LCCSA response to MOJ consultation: litigator fees and court appointees

PUBLISHED February 10, 2017

The profession has been fighting the MoJ's proposals to slash the provision of criminal legal aid for the last four years.
Three years ago the 8.75 % cut proposed in relation to AGFS was withdrawn, whilst a further review was carried out. Notwithstanding this defence solicitors were made the subject of an 8.75 cut in March 2014.
In April 2016 a second 8.75% cut was suspended by the then Lord Chancellor who recognised the fragility of the profession and sought reviews.
The Government now propose reform amounting to huge cuts seven weeks before solicitors are expected to sign new contracts.
The reforms are to be consulted upon on the basis that either the profession finds them acceptable or the second 8.75 % cut will be reinstated.
In real terms this amounts to a 17.5% since 2013 on solicitors fees over a period which has seen a drop in spend and volume.
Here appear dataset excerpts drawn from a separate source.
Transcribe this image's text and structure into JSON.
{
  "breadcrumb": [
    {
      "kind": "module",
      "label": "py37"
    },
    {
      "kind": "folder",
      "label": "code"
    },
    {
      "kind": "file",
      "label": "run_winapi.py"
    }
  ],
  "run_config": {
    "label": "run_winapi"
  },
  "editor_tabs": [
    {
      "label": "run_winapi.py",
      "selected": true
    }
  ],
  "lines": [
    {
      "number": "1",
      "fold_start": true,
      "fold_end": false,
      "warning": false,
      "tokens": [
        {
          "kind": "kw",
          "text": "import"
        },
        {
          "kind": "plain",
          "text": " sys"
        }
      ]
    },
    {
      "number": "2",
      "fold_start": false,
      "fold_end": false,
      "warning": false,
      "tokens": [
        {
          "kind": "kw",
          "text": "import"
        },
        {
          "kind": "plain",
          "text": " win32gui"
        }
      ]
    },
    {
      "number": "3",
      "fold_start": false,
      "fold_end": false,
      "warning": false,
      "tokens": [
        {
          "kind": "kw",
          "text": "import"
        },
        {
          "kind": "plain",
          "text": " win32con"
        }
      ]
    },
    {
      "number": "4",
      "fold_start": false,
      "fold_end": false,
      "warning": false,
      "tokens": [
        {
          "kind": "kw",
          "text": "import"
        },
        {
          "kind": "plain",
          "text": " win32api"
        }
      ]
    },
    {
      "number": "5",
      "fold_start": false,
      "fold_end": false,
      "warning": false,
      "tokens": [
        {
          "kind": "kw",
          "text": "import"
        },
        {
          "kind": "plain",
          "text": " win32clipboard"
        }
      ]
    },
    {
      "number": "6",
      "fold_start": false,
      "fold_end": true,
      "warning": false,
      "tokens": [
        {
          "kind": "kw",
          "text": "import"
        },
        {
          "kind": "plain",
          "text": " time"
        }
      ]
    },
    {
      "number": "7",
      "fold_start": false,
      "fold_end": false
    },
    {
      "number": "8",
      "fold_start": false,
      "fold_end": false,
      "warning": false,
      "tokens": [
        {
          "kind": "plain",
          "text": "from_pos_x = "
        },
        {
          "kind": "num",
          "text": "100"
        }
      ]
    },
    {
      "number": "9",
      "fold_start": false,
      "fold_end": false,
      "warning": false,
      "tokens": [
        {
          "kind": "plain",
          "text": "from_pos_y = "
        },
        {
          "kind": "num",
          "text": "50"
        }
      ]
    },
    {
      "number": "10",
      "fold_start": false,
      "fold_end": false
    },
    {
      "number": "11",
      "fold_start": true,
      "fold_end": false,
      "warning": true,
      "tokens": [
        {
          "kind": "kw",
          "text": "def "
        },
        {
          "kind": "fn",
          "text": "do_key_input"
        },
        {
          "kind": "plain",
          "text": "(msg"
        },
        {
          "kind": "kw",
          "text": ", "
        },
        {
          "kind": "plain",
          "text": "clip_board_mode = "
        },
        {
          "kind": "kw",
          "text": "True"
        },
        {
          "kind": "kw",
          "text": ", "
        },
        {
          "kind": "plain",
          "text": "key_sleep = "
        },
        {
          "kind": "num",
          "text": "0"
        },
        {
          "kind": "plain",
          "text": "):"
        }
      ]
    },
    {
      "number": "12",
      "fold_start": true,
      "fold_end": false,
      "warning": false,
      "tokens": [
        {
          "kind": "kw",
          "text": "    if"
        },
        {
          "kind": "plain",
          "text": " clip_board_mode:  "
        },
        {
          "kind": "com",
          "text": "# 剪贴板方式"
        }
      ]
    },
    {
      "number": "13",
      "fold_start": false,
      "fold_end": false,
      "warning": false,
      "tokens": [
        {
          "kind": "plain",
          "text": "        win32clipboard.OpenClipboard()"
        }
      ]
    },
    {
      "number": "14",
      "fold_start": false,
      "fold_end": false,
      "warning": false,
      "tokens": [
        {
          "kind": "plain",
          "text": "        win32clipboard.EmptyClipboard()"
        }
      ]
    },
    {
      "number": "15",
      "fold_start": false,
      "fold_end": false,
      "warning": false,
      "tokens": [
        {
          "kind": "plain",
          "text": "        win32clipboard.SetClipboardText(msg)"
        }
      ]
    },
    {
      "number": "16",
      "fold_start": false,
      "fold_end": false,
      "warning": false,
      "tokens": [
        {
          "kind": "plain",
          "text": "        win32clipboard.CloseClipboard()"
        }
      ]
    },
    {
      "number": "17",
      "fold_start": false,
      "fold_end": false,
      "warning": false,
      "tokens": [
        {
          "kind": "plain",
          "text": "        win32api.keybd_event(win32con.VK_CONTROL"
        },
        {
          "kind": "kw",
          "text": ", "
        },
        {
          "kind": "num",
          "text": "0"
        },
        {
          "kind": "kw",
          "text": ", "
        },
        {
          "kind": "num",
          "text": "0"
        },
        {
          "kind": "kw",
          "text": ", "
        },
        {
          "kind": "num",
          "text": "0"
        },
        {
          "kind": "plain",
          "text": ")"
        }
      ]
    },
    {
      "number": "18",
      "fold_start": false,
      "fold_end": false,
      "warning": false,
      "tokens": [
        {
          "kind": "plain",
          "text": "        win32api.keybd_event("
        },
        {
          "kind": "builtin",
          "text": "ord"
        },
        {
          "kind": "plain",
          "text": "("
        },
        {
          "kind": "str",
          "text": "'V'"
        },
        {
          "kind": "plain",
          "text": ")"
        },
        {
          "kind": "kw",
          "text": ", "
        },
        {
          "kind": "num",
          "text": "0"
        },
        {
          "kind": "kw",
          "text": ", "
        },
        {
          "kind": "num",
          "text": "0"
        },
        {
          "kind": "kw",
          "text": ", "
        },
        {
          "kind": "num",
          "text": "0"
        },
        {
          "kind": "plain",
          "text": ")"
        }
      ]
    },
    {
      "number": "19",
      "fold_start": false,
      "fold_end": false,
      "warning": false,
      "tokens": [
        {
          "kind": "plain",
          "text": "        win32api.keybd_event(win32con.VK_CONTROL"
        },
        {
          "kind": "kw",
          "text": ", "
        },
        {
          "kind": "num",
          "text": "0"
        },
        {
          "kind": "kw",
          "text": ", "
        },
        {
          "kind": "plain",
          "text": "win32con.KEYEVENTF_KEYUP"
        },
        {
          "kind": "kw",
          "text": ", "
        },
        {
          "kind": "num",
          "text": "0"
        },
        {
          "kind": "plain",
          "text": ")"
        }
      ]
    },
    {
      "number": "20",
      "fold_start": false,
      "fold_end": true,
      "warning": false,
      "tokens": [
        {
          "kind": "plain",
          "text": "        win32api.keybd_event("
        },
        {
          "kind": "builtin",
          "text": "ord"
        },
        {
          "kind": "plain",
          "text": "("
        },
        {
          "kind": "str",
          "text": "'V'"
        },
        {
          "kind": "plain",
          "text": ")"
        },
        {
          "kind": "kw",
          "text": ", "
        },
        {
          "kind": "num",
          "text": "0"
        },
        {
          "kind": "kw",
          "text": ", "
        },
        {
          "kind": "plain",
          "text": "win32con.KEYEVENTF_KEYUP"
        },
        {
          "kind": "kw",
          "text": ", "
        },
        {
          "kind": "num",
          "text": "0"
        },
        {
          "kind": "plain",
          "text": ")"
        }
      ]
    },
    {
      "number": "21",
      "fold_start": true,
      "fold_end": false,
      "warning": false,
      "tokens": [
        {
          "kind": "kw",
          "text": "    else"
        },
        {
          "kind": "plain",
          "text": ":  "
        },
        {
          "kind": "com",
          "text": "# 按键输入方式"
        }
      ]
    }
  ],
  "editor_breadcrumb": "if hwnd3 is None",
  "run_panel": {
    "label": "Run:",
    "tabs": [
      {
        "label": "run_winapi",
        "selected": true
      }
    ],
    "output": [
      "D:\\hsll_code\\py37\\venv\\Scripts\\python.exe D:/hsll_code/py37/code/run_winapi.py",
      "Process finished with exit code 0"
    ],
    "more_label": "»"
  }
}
The MOJ promised a review of the LGFS looking at the inequities within the system. Instead they have presented an ill-conceived short term sticking plaster to deal with the recent judgments that have reflected the work that solicitors have to undertake on larger cases.
The notion that s38 cases can be done at legal aid rates is fanciful given the hourly rates available and the intense nature of many of the clients who have not secured representation. Few solicitors will accept such cases in the era of fixed fees and court closures.
The CLSA and LCCSA vociferously oppose the proposals and the need for a cut in any guise.